Para concluir, es fundamental subrayar aquí el énfasis que hace la novela en la idea de nacimiento a través de la coincidencia de la llegada al mundo de Cipriano con el inicio de la Reforma protestante, cuando Martín Lutero clava sus 95 tesis en la Iglesia de Wittenberg, el 31 de octubre de 1517: “el hecho de que el pequeño Cipriano hubiera nacido el mismo día que la Reforma luterana no era precisamente un buen presagio”.22 La profunda batalla espiritual que libra el protagonista en su fuero interno en el contexto de otro conflicto, externo, que supone la persecución sufrida por los integrantes del círculo luterano de Valladolid, traduce la crítica de la novela a todo intento de sacralización del espacio por medio de monopolios de fe. Y, en definitiva, apela a un acercamiento del lector a la novela informado por una idea más compleja y problematizadora de lo secular con lo sagrado.

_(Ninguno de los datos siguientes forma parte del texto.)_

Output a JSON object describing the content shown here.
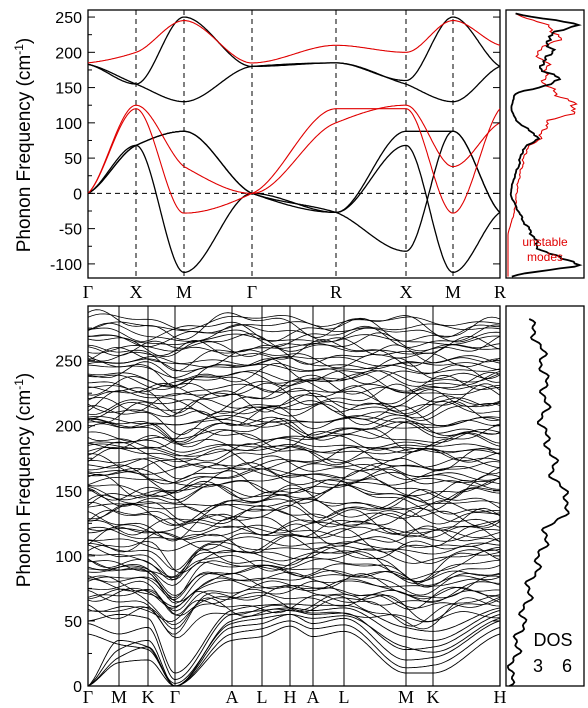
{
  "chart_data": [
    {
      "type": "line",
      "panel": "top phonon dispersion",
      "ylabel_main": "Phonon  Frequency  (cm",
      "ylabel_sup": "-1",
      "ylabel_close": ")",
      "ylim": [
        -120,
        260
      ],
      "yticks": [
        "-100",
        "-50",
        "0",
        "50",
        "100",
        "150",
        "200",
        "250"
      ],
      "xticks": [
        "Γ",
        "X",
        "M",
        "Γ",
        "R",
        "X",
        "M",
        "R"
      ],
      "grid": "dashed verticals at high-symmetry points, dashed zero line",
      "annotation_line1": "unstable",
      "annotation_line2": "modes",
      "colors": {
        "black": "#000000",
        "red": "#e00000"
      },
      "series": [
        {
          "color": "black",
          "x": [
            0,
            1,
            2,
            3,
            4,
            5,
            6,
            7
          ],
          "y": [
            0,
            68,
            -112,
            0,
            -27,
            68,
            -112,
            -27
          ]
        },
        {
          "color": "black",
          "x": [
            0,
            1,
            2,
            3,
            4,
            5,
            6,
            7
          ],
          "y": [
            0,
            68,
            88,
            0,
            -27,
            88,
            88,
            -27
          ]
        },
        {
          "color": "black",
          "x": [
            0,
            1,
            2,
            3,
            4,
            5,
            6,
            7
          ],
          "y": [
            0,
            68,
            88,
            0,
            -27,
            -82,
            88,
            -27
          ]
        },
        {
          "color": "black",
          "x": [
            0,
            1,
            2,
            3,
            4,
            5,
            6,
            7
          ],
          "y": [
            183,
            155,
            130,
            180,
            185,
            155,
            130,
            180
          ]
        },
        {
          "color": "black",
          "x": [
            0,
            1,
            2,
            3,
            4,
            5,
            6,
            7
          ],
          "y": [
            183,
            155,
            250,
            180,
            185,
            160,
            250,
            180
          ]
        },
        {
          "color": "red",
          "x": [
            0,
            1,
            2,
            3,
            4,
            5,
            6,
            7
          ],
          "y": [
            0,
            120,
            -28,
            0,
            120,
            120,
            -28,
            120
          ]
        },
        {
          "color": "red",
          "x": [
            0,
            1,
            2,
            3,
            4,
            5,
            6,
            7
          ],
          "y": [
            0,
            125,
            38,
            0,
            100,
            125,
            38,
            100
          ]
        },
        {
          "color": "red",
          "x": [
            0,
            1,
            2,
            3,
            4,
            5,
            6,
            7
          ],
          "y": [
            185,
            200,
            245,
            185,
            210,
            200,
            245,
            210
          ]
        }
      ]
    },
    {
      "type": "line",
      "panel": "top DOS",
      "values": [
        -118,
        -100,
        -80,
        -60,
        -40,
        -20,
        0,
        20,
        40,
        60,
        80,
        100,
        120,
        140,
        160,
        180,
        200,
        220,
        240,
        255
      ],
      "black": [
        0.05,
        0.95,
        0.45,
        0.35,
        0.22,
        0.12,
        0.04,
        0.08,
        0.15,
        0.2,
        0.4,
        0.15,
        0.05,
        0.1,
        0.7,
        0.45,
        0.6,
        0.55,
        0.9,
        0.1
      ],
      "red": [
        0,
        0,
        0,
        0,
        0.05,
        0.1,
        0.12,
        0.15,
        0.2,
        0.25,
        0.45,
        0.55,
        0.95,
        0.7,
        0.5,
        0.55,
        0.4,
        0.7,
        0.5,
        0.1
      ]
    },
    {
      "type": "line",
      "panel": "bottom phonon dispersion",
      "ylabel_main": "Phonon  Frequency  (cm",
      "ylabel_sup": "-1",
      "ylabel_close": ")",
      "ylim": [
        0,
        292
      ],
      "yticks": [
        "0",
        "50",
        "100",
        "150",
        "200",
        "250"
      ],
      "xticks": [
        "Γ",
        "M",
        "K",
        "Γ",
        "A",
        "L",
        "H",
        "A",
        "L",
        "M",
        "K",
        "H"
      ],
      "grid": "solid verticals at high-symmetry points"
    },
    {
      "type": "line",
      "panel": "bottom DOS",
      "xlabel": "DOS",
      "xticks": [
        "3",
        "6"
      ],
      "values": [
        0,
        30,
        50,
        80,
        100,
        120,
        140,
        160,
        180,
        200,
        220,
        240,
        260,
        280
      ],
      "dos": [
        0.02,
        0.12,
        0.2,
        0.32,
        0.45,
        0.55,
        0.85,
        0.65,
        0.6,
        0.48,
        0.52,
        0.5,
        0.45,
        0.3
      ]
    }
  ]
}
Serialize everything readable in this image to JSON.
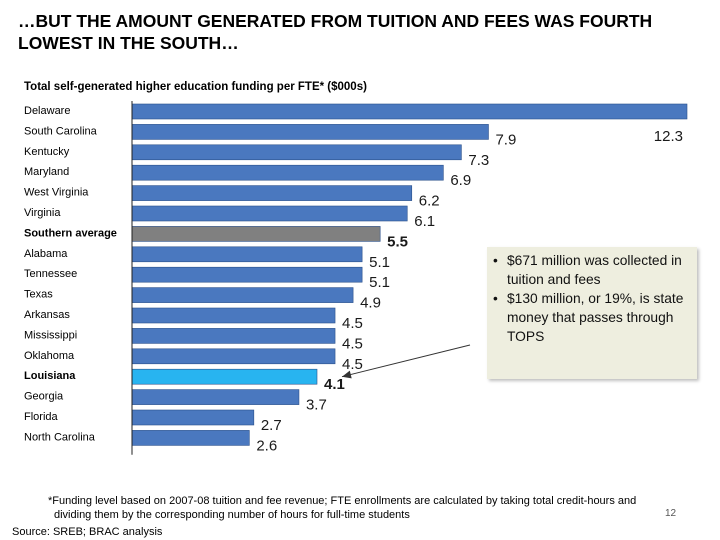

Rafael Chirbes, Crematorio

La segunda novela que nos interesa analizar aquí es Crematorio (2007), de Rafael Chirbes. Esta obra supuso todo un acontecimiento en el panorama literario español en el contexto que condujo a la gran recesión de 2008 y, desde entonces, se ha fijado en los listados de las mejores novelas en lengua española del presente siglo. Crematorio se construye a partir de los retratos del protagonista, el arquitecto convertido en constructor sin escrúpulos Rubén Bertomeu, y de los miembros de su entorno (familiares, amigos, empleados) que, a su vez, en conjunto componen un fresco en perspectiva histórica del desarrollo en España desde los años 60 del mundo de la construcción, la especulación inmobiliaria, el narcotráfico, y del arte y la cultura. Por encima de los retratos individuales de sus personajes, la ficticia ciudad costera de Misent ostenta el verdadero protagonismo en la trama y es la que aporta coherencia a la narración. Es una ciudad que, “en vez de analizarla los urbanistas, tendrán que analizarla los teólogos”, se dice en la novela, “que exige una lectura posmoderna del Apocalipsis, de la Divina Comedia” y cuya historia reciente “funciona como un viaje paródico, invertido: empieza en el paraíso y va bajando hasta tocar fondo”.23

Desde el punto de vista de lo postsecular, Crematorio ofrece una de las visiones más complejas de este fenómeno. Como señala con lucidez William Viestenz, en esta novela Chirbes no sólo cuestiona las bases de la mirada racionalista que dotan de coherencia a la comunidad humana en relación a sí misma “en un contexto de colapso ecológico, disrupción y corrupción política emergente y recesión económica”, sino que se detiene a examinar con atención el funcionamiento del entorno natural en la novela, que “adquiere la función de locus sagrado: espacio aparte que goza de inmunidad contra la explotación económica y que, al existir en cuanto excepción, confirma la regla del dominio humano sobre el mundo”.24 Una lógica inversa aplica al entorno construido en el contexto de la posmodernidad urbana, un espacio que ya no se reconoce en un pretérito estatus secular moderno, sino que está sometido “siempre ya” a una dinámica de contrarios, sacralización-profanación, por parte de la acción debilitante de un capitalismo de mercado inconmensurablemente sobrehumano.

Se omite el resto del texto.